It also reaffirmed the Prime Minister's commitment to Britain's role at the heart of an evolving Europe, which would continue to develop, whether or not the French vote 'No' on 20 September. But the Prime Minister put his own, strongly anti-federal gloss on the exercise when he quoted the opening words of the Treaty of Rome. At the core of this was, he claimed, the notion of democratic consent. Where the treaty talked of 'an ever closer union among the peoples of Europe', Mr Major argued that the phrase meant 'not federation but conciliation and consent'. This condition would, in turn, be achieved through intergovernmental co-operation and agreement - not necessarily within the framework of European law.

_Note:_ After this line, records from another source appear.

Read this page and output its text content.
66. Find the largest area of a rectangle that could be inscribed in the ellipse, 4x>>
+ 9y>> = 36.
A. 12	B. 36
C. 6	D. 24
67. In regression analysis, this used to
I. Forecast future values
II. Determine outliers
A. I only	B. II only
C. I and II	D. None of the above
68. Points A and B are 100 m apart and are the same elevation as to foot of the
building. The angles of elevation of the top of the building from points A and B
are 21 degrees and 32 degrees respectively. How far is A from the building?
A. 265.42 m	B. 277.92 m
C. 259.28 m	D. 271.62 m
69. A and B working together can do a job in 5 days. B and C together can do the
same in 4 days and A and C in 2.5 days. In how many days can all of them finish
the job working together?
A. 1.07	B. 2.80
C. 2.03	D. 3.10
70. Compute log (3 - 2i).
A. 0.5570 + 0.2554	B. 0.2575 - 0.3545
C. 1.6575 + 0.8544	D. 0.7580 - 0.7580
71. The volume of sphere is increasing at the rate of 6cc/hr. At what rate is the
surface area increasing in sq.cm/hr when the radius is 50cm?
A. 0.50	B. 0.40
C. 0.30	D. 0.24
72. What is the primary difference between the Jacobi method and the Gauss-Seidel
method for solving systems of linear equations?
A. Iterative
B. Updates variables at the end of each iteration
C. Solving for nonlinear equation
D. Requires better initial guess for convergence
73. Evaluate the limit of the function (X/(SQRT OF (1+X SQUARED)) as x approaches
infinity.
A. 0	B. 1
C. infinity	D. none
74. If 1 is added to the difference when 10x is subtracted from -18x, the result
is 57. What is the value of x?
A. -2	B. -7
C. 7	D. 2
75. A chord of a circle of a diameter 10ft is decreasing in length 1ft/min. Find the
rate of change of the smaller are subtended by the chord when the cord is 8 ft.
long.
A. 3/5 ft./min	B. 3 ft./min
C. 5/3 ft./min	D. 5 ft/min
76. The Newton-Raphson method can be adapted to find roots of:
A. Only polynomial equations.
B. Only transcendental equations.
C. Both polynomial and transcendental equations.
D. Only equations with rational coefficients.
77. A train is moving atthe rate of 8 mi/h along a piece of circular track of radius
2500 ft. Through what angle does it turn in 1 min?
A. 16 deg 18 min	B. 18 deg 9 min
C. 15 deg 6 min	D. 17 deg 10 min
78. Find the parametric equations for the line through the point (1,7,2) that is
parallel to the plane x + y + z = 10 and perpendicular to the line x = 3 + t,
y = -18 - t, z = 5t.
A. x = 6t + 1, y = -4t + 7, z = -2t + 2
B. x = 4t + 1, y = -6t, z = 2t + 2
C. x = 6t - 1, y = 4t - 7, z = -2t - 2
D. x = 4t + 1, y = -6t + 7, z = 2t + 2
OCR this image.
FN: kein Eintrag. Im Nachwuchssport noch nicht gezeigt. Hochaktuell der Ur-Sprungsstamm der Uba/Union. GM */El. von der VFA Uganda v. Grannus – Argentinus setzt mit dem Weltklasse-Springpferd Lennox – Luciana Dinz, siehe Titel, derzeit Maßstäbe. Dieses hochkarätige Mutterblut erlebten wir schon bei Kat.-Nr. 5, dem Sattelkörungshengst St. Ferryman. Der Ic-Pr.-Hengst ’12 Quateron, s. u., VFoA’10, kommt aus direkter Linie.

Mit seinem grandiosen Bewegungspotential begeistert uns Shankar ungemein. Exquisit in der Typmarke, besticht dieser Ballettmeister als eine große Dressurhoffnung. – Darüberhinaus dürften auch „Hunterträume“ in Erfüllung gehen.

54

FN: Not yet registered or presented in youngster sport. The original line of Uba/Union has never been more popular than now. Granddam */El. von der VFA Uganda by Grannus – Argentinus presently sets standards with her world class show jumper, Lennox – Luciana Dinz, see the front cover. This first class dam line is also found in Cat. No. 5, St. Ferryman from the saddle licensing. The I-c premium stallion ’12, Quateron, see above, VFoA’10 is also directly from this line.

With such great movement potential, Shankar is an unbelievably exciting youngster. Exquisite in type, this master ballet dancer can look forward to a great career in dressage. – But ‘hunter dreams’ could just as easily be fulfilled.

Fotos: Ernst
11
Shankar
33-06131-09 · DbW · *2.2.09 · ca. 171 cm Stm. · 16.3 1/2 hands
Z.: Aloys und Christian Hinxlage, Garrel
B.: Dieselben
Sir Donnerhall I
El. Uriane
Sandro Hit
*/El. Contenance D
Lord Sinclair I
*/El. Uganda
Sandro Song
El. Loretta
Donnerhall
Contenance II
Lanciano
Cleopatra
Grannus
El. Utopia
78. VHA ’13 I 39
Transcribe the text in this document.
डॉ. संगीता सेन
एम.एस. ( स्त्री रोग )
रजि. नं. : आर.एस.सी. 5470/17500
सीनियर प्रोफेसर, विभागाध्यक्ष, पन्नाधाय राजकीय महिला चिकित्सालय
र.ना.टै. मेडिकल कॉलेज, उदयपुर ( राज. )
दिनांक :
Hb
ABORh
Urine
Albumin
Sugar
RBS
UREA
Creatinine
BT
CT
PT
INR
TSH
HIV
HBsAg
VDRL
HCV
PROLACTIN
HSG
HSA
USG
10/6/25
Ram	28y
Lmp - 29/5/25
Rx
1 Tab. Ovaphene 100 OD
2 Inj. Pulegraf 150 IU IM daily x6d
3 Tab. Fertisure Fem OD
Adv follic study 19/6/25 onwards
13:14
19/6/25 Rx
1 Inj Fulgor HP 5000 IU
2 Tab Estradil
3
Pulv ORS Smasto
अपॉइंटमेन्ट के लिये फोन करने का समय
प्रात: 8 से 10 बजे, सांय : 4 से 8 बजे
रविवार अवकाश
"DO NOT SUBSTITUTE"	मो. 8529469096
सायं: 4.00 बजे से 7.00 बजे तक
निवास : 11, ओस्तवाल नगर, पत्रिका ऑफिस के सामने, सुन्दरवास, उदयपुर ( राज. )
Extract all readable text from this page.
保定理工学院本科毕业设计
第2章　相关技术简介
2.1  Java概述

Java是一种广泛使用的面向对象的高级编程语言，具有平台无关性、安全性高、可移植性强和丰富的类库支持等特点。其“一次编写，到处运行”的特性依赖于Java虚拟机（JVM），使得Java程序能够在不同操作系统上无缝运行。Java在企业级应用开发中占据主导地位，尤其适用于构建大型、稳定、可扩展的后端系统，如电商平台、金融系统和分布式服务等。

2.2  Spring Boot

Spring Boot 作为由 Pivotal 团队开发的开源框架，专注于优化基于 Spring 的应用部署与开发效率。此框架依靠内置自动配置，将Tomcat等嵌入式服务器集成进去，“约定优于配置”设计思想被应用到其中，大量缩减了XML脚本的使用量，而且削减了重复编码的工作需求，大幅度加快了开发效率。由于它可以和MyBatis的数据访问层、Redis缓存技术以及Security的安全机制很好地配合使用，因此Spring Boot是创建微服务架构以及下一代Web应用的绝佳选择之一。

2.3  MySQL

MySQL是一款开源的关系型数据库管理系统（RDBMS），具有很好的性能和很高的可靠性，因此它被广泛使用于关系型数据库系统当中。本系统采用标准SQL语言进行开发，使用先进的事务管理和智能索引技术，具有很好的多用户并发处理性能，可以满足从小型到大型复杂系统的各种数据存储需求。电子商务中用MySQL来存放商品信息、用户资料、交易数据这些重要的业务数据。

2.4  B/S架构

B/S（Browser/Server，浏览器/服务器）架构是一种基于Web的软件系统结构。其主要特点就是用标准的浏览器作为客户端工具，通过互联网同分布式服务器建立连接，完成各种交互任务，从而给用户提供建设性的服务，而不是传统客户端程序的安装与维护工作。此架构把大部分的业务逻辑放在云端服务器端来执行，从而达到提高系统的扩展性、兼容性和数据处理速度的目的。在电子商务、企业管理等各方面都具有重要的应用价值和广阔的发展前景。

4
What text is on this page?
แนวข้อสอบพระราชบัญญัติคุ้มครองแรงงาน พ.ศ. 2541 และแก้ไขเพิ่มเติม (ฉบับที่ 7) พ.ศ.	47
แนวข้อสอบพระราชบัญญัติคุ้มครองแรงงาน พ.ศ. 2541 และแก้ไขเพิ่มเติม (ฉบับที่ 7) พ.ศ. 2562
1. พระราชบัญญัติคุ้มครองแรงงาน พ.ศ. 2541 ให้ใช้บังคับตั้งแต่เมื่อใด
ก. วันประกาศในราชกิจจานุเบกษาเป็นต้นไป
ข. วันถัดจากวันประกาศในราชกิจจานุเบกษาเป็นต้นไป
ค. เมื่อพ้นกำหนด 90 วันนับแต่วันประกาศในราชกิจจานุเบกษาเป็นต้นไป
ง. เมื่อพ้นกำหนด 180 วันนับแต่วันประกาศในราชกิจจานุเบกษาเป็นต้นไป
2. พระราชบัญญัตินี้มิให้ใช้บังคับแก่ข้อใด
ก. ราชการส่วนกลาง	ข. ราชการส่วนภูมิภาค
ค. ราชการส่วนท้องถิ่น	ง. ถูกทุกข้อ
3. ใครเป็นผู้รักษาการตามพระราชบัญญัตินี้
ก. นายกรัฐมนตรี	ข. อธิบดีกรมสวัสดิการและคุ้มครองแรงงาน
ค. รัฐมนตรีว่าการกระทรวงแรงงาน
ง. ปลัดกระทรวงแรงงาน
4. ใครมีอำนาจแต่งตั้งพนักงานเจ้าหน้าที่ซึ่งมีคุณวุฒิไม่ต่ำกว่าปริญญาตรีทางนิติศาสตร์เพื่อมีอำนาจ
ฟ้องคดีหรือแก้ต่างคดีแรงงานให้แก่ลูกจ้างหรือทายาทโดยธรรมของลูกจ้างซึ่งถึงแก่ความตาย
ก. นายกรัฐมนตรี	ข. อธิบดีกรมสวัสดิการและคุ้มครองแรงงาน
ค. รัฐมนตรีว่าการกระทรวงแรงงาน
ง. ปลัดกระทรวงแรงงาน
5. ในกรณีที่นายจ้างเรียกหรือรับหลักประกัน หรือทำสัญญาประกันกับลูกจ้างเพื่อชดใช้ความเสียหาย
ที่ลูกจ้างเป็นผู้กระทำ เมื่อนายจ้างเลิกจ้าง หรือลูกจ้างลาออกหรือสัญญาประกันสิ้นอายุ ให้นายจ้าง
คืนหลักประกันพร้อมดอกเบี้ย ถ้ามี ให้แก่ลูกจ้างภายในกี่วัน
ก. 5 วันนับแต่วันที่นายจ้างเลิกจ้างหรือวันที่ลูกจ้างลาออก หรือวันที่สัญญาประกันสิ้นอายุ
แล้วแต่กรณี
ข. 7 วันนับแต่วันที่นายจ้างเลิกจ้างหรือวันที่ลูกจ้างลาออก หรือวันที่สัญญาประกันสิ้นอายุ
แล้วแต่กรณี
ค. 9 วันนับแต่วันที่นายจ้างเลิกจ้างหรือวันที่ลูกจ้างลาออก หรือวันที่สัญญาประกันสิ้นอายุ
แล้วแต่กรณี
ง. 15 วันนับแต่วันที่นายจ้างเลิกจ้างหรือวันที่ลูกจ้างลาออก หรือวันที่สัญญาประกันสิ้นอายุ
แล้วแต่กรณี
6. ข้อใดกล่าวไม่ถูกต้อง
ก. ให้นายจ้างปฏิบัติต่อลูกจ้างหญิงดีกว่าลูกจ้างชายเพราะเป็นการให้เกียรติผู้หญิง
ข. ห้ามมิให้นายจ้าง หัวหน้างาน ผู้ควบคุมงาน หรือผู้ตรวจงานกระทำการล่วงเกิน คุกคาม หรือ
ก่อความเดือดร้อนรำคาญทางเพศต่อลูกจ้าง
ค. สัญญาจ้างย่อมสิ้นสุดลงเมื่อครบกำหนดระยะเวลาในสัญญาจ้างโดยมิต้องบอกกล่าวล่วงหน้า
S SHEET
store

If Europe's present democratic deficit is genuinely to be met in this manner, rather than through the creation of more powerful, democratic European institutions, the intergovernmental process will need much greater transparency, and the parliaments of the member states will have to improve their methods of oversight. So far none of them has proved adequate to the task. This has added to the sense of distance and alienation that many people have come to feel about the EC. Mr Major could with profit have addressed the failure of Maastricht to provide for democratic control over national politicians, and over the central bureaucracy.

But the great omission from Mr Major's speech was any reference to the severe and growing German crisis, which is a direct result of the shock of unification, its subsequent mishandling and the inadequate nature of German political leadership. From these failures stem the subsequent troubles of the Maastricht process. Helmut Kohl, confronted with the prospect of unification, was shortsighted and selfish. The economic consequences of the decision to exchange one Deutschmark for one Ostmark and to bring wages in the new Lander into line with those in western Germany by the mid-Nineties, have been catastrophic in eastern Germany. But the main European economies are already so closely coupled, with or without Maastricht, that the rest of Europe is also condemned to take the strain.

Commenting at the weekend on the continuing racist violence in Germany, Helmut Schmidt, the former Social Democratic Chancellor, made comparison with both the anti-Jewish Kristallnacht in 1938 (which was silly) and with the situation of 'mass unemployment and the people's hopelessness' in 1933 (which was disturbingly apt). But the fact that a statesman of Mr Schmidt's seniority could talk in alarmist terms added historic fears to the economic anger driving many of the French 'No' campaigners.

There is a paradox here. Germany, unstable and unpredictable, looking east as well west, is a threat to Maastricht because it appears an unattractive partner. Yet, for all the strains, Maastricht provides the best framework for Europe to deal with the difficulties of a Germany increasingly preoccupied with its role in the east.